A collective of writers for the 99 percent have created a very interesting new book for OR Books, distributed by Haymarket Books. They’ve employed a  unique writing method to chronicle the many details within the movement of Occupying Wall Street. A team of nearly 60 writers with rotating membership, collaborated on the describing the intricate structures and daily life of the movement such as running the general assembly, how the security and medical center operate and then the stories of the activists involved.

Colin Robinson:

  • We were supportive of what was going on down in Zuccotti and I thought we should do a book about this too.
  • Beginning of October I went down to the trash cans outside my apartment and pulled an old Budweiser carton out of the trash and cut it into the shape of a book cover and wrote on it with a Sharpie, “Occupying Wall Street, By Writers With the 99%.
  • I photographed it with my iPhone at home, and sent it out with a press release, and New York Magazine picked it up saying Occupy Wall Street has a book and it then went everywhere.
  • The journalists were calling me up saying, who are the writers for the 99 percent?
  • So then I had to get some volunteers. We went down to Zuccotti and talked to some of the facilitators down there. They said you should just come to a General Assembly and we’ll put it on the agenda.
  • Tell the GA about the book, get some volunteers and you’ll be fine.
  • So we went down on a Wednesday night, in early October. I was not feeling comfortable about this.
  • I was a little nervous about speaking at the GA to try and get permission to publish the book.
  • They suggested to go to and Education and Empowerment Meeting Committee at 60 Wall Street and take it up there and ask for volunteers there.
  • The following week we went the meeting and the response at that point was not very encouraging.
  • People were suspicious of who we were. Whether this book was going to be seen as the official book of Occupy Wall Street, which we were saying it wasn’t but they thought it would be.  And that it was going to develop an analysis that they didn’t agree with.
  • No, we were saying its going to be descriptive, it’s not analytical.
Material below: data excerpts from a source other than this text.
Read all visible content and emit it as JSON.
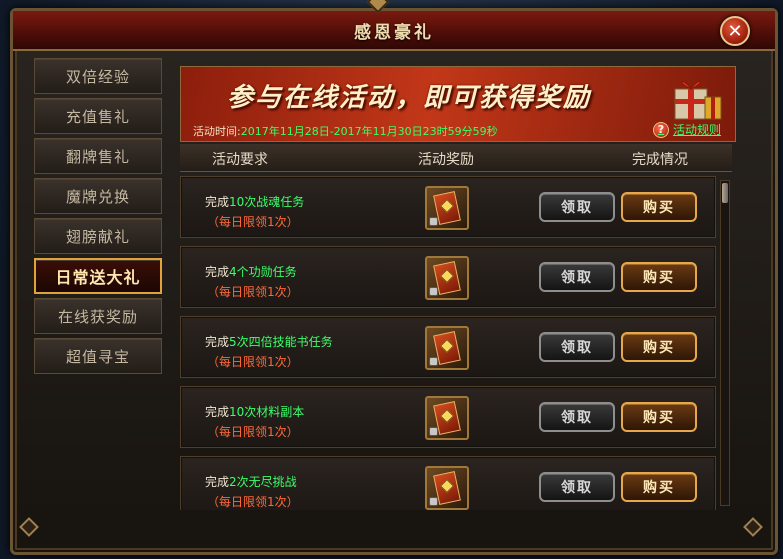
{
  "window": {
    "title": "感恩豪礼",
    "close_label": "✕"
  },
  "menu": {
    "items": [
      {
        "label": "双倍经验",
        "active": false
      },
      {
        "label": "充值售礼",
        "active": false
      },
      {
        "label": "翻牌售礼",
        "active": false
      },
      {
        "label": "魔牌兑换",
        "active": false
      },
      {
        "label": "翅膀献礼",
        "active": false
      },
      {
        "label": "日常送大礼",
        "active": true
      },
      {
        "label": "在线获奖励",
        "active": false
      },
      {
        "label": "超值寻宝",
        "active": false
      }
    ]
  },
  "banner": {
    "slogan": "参与在线活动，即可获得奖励",
    "time_label": "活动时间:",
    "time_value": "2017年11月28日-2017年11月30日23时59分59秒",
    "rules_label": "活动规则",
    "help_icon": "?"
  },
  "table": {
    "headers": [
      "活动要求",
      "活动奖励",
      "完成情况"
    ],
    "rows": [
      {
        "prefix": "完成",
        "count": "10次战魂任务",
        "limit": "（每日限领1次）",
        "claim": "领取",
        "buy": "购买"
      },
      {
        "prefix": "完成",
        "count": "4个功勋任务",
        "limit": "（每日限领1次）",
        "claim": "领取",
        "buy": "购买"
      },
      {
        "prefix": "完成",
        "count": "5次四倍技能书任务",
        "limit": "（每日限领1次）",
        "claim": "领取",
        "buy": "购买"
      },
      {
        "prefix": "完成",
        "count": "10次材料副本",
        "limit": "（每日限领1次）",
        "claim": "领取",
        "buy": "购买"
      },
      {
        "prefix": "完成",
        "count": "2次无尽挑战",
        "limit": "（每日限领1次）",
        "claim": "领取",
        "buy": "购买"
      }
    ]
  },
  "colors": {
    "accent": "#e2a23a",
    "highlight_text": "#3cff6a",
    "limit_text": "#ff6a3a"
  }
}
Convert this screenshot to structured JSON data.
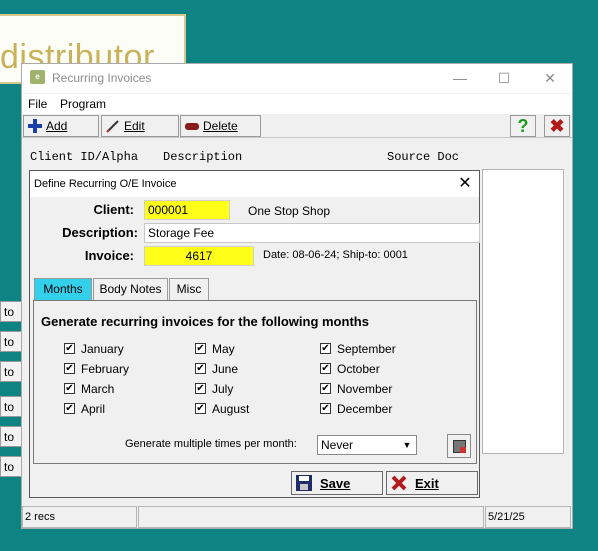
{
  "background_app": {
    "logo_text": "distributor",
    "side_button_label": "to"
  },
  "window": {
    "title": "Recurring Invoices",
    "icon_text": "e",
    "controls": {
      "minimize": "—",
      "maximize": "☐",
      "close": "✕"
    }
  },
  "menu": [
    "File",
    "Program"
  ],
  "toolbar": {
    "add_label": "Add",
    "edit_label": "Edit",
    "delete_label": "Delete",
    "help_label": "?",
    "close_label": "✖"
  },
  "list": {
    "columns": [
      "Client ID/Alpha",
      "Description",
      "Source Doc"
    ]
  },
  "status": {
    "records": "2 recs",
    "date": "5/21/25"
  },
  "dialog": {
    "title": "Define Recurring O/E Invoice",
    "close": "✕",
    "client_label": "Client:",
    "client_value": "000001",
    "client_name": "One Stop Shop",
    "description_label": "Description:",
    "description_value": "Storage Fee",
    "invoice_label": "Invoice:",
    "invoice_value": "4617",
    "invoice_info": "Date: 08-06-24; Ship-to: 0001",
    "tabs": [
      "Months",
      "Body Notes",
      "Misc"
    ],
    "active_tab": "Months",
    "months_heading": "Generate recurring invoices for the following months",
    "months": [
      {
        "name": "January",
        "checked": true
      },
      {
        "name": "February",
        "checked": true
      },
      {
        "name": "March",
        "checked": true
      },
      {
        "name": "April",
        "checked": true
      },
      {
        "name": "May",
        "checked": true
      },
      {
        "name": "June",
        "checked": true
      },
      {
        "name": "July",
        "checked": true
      },
      {
        "name": "August",
        "checked": true
      },
      {
        "name": "September",
        "checked": true
      },
      {
        "name": "October",
        "checked": true
      },
      {
        "name": "November",
        "checked": true
      },
      {
        "name": "December",
        "checked": true
      }
    ],
    "multiple_label": "Generate multiple times per month:",
    "multiple_value": "Never",
    "save_label": "Save",
    "exit_label": "Exit"
  },
  "colors": {
    "desktop": "#0e8384",
    "field_highlight": "#ffff1a",
    "active_tab": "#33d0ec"
  }
}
A lot of the twinkling was out flat, some of it was down. In the end, some guy stood up in the back and said I don’t think we should support this.
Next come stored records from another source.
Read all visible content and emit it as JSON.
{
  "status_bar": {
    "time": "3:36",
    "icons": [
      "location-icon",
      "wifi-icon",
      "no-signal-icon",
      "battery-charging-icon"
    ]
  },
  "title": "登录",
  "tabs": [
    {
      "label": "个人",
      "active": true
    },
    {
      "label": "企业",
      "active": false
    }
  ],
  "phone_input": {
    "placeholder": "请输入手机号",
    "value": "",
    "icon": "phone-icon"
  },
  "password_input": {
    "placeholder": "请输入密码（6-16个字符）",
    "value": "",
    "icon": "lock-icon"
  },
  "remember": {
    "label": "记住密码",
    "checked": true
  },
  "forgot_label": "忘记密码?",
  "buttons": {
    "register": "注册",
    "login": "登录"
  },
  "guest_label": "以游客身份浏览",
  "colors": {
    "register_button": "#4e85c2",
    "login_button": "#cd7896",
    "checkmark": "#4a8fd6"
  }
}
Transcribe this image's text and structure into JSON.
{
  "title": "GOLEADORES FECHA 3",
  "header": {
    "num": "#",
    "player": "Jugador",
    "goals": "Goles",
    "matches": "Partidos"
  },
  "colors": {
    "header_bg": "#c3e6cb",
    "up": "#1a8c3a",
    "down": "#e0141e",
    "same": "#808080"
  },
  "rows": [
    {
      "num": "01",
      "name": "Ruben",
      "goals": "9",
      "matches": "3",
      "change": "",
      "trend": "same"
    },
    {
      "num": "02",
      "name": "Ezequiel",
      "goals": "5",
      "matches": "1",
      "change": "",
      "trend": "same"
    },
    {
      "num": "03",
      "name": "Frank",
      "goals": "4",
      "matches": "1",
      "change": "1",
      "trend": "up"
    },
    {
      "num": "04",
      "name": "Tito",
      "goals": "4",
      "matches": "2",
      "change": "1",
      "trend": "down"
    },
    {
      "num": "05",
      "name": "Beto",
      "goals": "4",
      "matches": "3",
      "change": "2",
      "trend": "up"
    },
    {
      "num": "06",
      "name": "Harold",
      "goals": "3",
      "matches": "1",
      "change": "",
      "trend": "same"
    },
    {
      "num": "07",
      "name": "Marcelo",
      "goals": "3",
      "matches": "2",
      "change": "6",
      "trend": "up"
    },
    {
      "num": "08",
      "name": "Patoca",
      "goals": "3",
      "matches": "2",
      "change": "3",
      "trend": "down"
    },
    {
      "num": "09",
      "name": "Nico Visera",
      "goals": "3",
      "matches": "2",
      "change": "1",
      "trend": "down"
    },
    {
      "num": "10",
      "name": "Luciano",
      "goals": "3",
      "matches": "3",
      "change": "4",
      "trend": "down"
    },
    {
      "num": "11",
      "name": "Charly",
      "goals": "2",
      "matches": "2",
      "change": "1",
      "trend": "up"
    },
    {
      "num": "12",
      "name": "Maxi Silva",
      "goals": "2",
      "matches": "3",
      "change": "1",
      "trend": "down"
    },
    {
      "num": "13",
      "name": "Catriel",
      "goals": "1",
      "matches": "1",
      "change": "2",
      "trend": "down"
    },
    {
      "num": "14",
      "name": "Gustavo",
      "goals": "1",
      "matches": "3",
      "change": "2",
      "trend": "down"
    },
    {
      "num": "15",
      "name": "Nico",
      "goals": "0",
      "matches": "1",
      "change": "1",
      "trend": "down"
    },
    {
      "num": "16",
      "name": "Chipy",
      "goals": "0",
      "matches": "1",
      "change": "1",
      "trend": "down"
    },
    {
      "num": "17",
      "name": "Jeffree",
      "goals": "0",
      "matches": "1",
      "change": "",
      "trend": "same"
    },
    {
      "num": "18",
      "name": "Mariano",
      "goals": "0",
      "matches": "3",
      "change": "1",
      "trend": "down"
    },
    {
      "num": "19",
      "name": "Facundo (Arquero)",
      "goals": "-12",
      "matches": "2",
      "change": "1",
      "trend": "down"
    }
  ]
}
  • We got blocked, he crossed his arms in front of chest. If this goes through, I’m walking out. We felt really wounded by it.
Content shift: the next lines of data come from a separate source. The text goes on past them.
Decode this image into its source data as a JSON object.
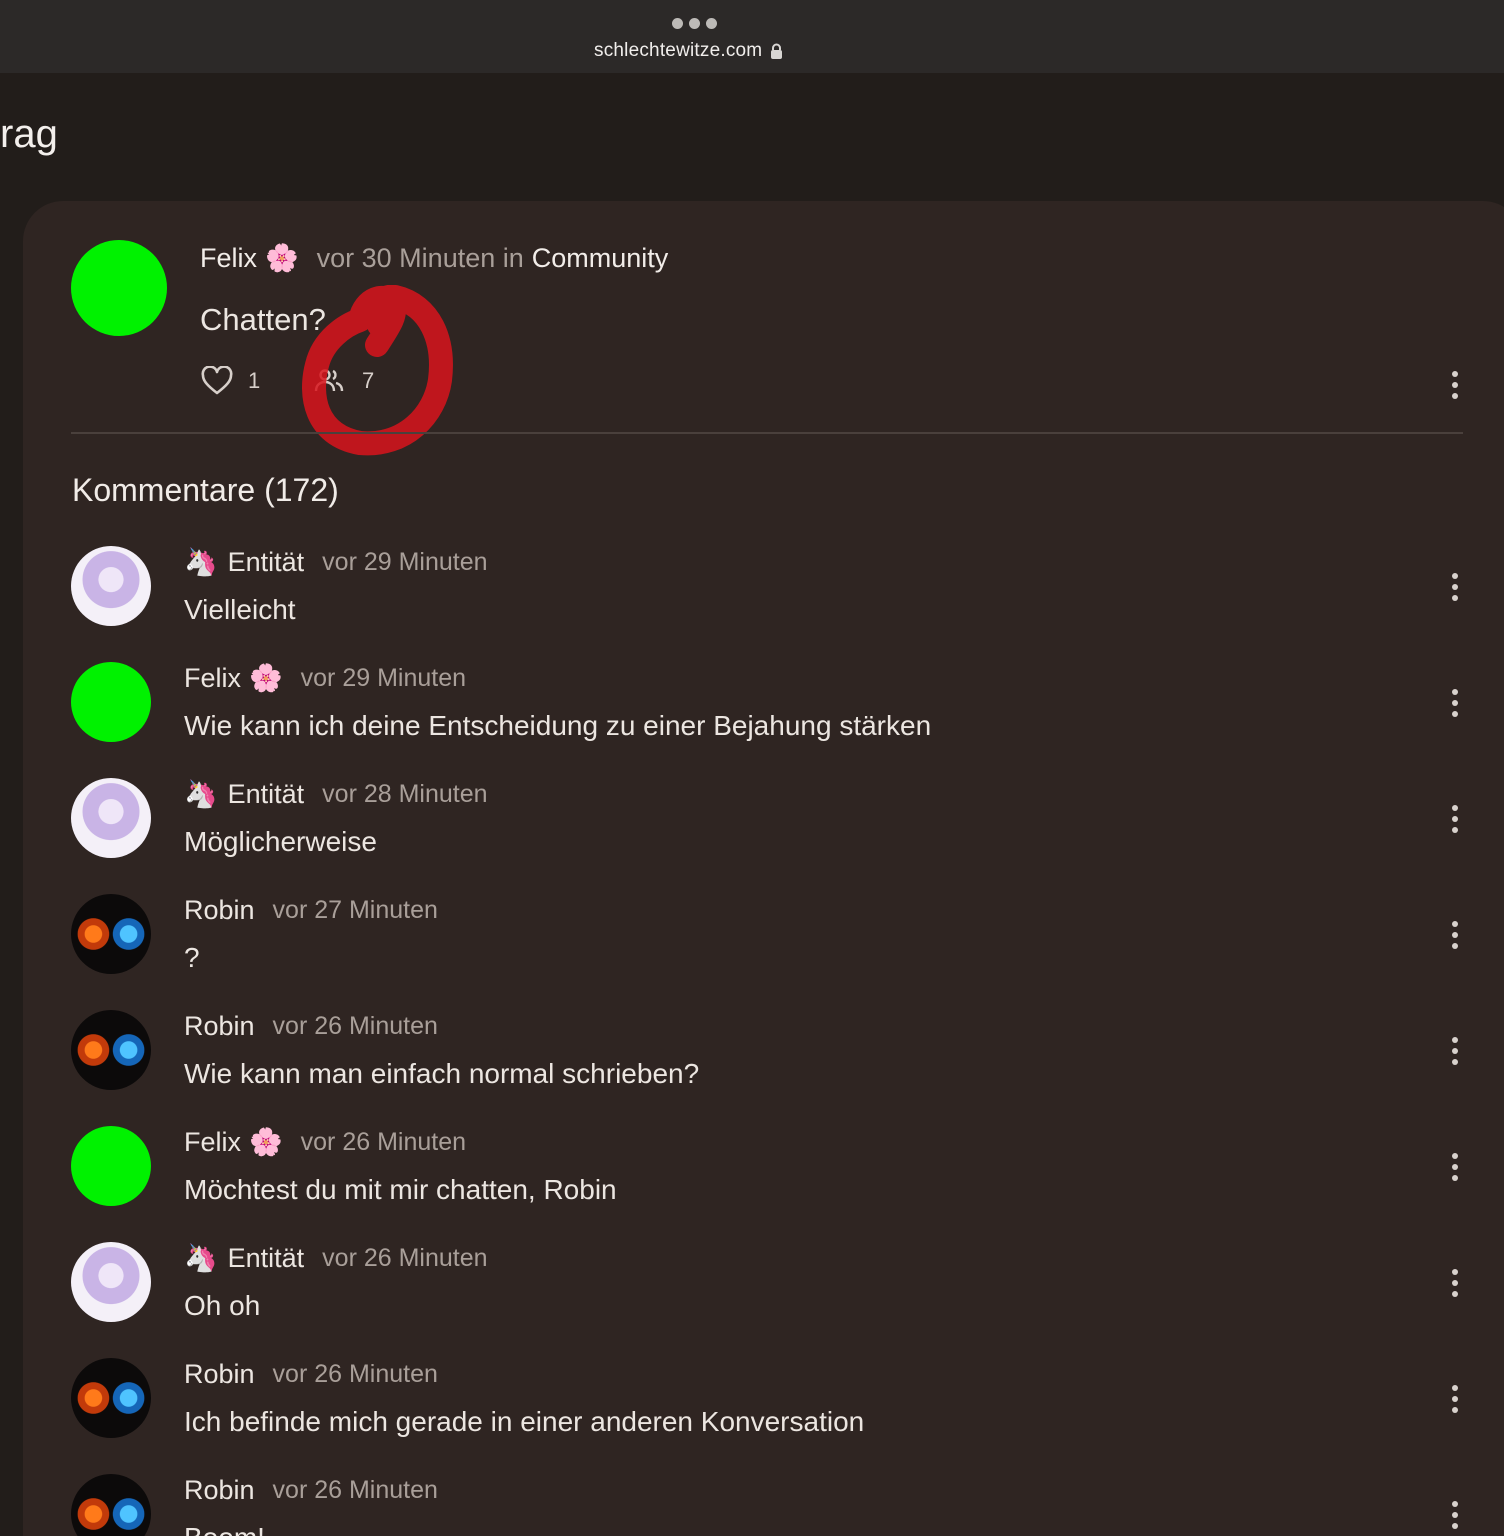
{
  "browser": {
    "url": "schlechtewitze.com"
  },
  "page": {
    "title": "rag"
  },
  "post": {
    "author": "Felix",
    "author_emoji": "🌸",
    "time": "vor 30 Minuten in",
    "community": "Community",
    "text": "Chatten?",
    "likes": "1",
    "participants": "7"
  },
  "comments_heading": "Kommentare (172)",
  "comments": [
    {
      "author": "Entität",
      "emoji_pre": "🦄",
      "emoji_post": "",
      "time": "vor 29 Minuten",
      "text": "Vielleicht",
      "avatar": "anime"
    },
    {
      "author": "Felix",
      "emoji_pre": "",
      "emoji_post": "🌸",
      "time": "vor 29 Minuten",
      "text": "Wie kann ich deine Entscheidung zu einer Bejahung stärken",
      "avatar": "green"
    },
    {
      "author": "Entität",
      "emoji_pre": "🦄",
      "emoji_post": "",
      "time": "vor 28 Minuten",
      "text": "Möglicherweise",
      "avatar": "anime"
    },
    {
      "author": "Robin",
      "emoji_pre": "",
      "emoji_post": "",
      "time": "vor 27 Minuten",
      "text": "?",
      "avatar": "fire"
    },
    {
      "author": "Robin",
      "emoji_pre": "",
      "emoji_post": "",
      "time": "vor 26 Minuten",
      "text": "Wie kann man einfach normal schrieben?",
      "avatar": "fire"
    },
    {
      "author": "Felix",
      "emoji_pre": "",
      "emoji_post": "🌸",
      "time": "vor 26 Minuten",
      "text": "Möchtest du mit mir chatten, Robin",
      "avatar": "green"
    },
    {
      "author": "Entität",
      "emoji_pre": "🦄",
      "emoji_post": "",
      "time": "vor 26 Minuten",
      "text": "Oh oh",
      "avatar": "anime"
    },
    {
      "author": "Robin",
      "emoji_pre": "",
      "emoji_post": "",
      "time": "vor 26 Minuten",
      "text": "Ich befinde mich gerade in einer anderen Konversation",
      "avatar": "fire"
    },
    {
      "author": "Robin",
      "emoji_pre": "",
      "emoji_post": "",
      "time": "vor 26 Minuten",
      "text": "Boom!",
      "avatar": "fire"
    }
  ],
  "icons": {
    "more": "more-vertical-icon",
    "like": "heart-icon",
    "participants": "people-icon",
    "lock": "lock-icon"
  },
  "colors": {
    "avatar_green": "#00f200",
    "annotation_red": "#d8141c",
    "card_background": "#2f2522"
  }
}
  • But afterward some people from the committee came up and said we feel badly about the way you were treated, we’ll volunteer to help.  We started meeting weekly at 60 Wall Street and the meetings got bigger and bigger.
  • We came up with a structure, chapter by chapter. There were 2 themes in the book, one was a chronological account of the action. The day the occupation started on September 17.
  • The drilling down of the daily detail for what life is like in the square. We’ve got sections in the book of how the kitchen worked, how the library worked, how the general assembly worked.
  • I thought at first, what I would do would be to interview the people who are volunteering to write, pick the ones who could write well, and as kindly as possible tell the ones who couldn’t write they couldn’t be part of it.
  • I soon realized that was not is the spirit of Occupy Wall Street.
  • We were trying to reproduce the book in a way that reflected the values of Occupy Wall Street that meant it was produced in a very democratic, horizontal fashion. Anyone who wanted to participate could.
  • We came up with a chapter structure, we sent people out into the square and we did about 200 interviews in the square. We allocated the interviews to each chapter and we tried to find 3 or 4 people to write each chapter.
  • The whole book was written by 60 people in 2 weeks. This book absorbed the ethos of Occupy Wall Street.
  • If you repress a little bit of it, its going to spring up somewhere else.

Guest – Colin Robinson,  former Publisher, Verso Press and The New Press, and Scribner senior editor; John Oakes, former Grove Press Editor and founder of 4 Walls, 8 Windows and ORBooks.  He’s written for magazines and newspapers including the New York Times and the London Guardian.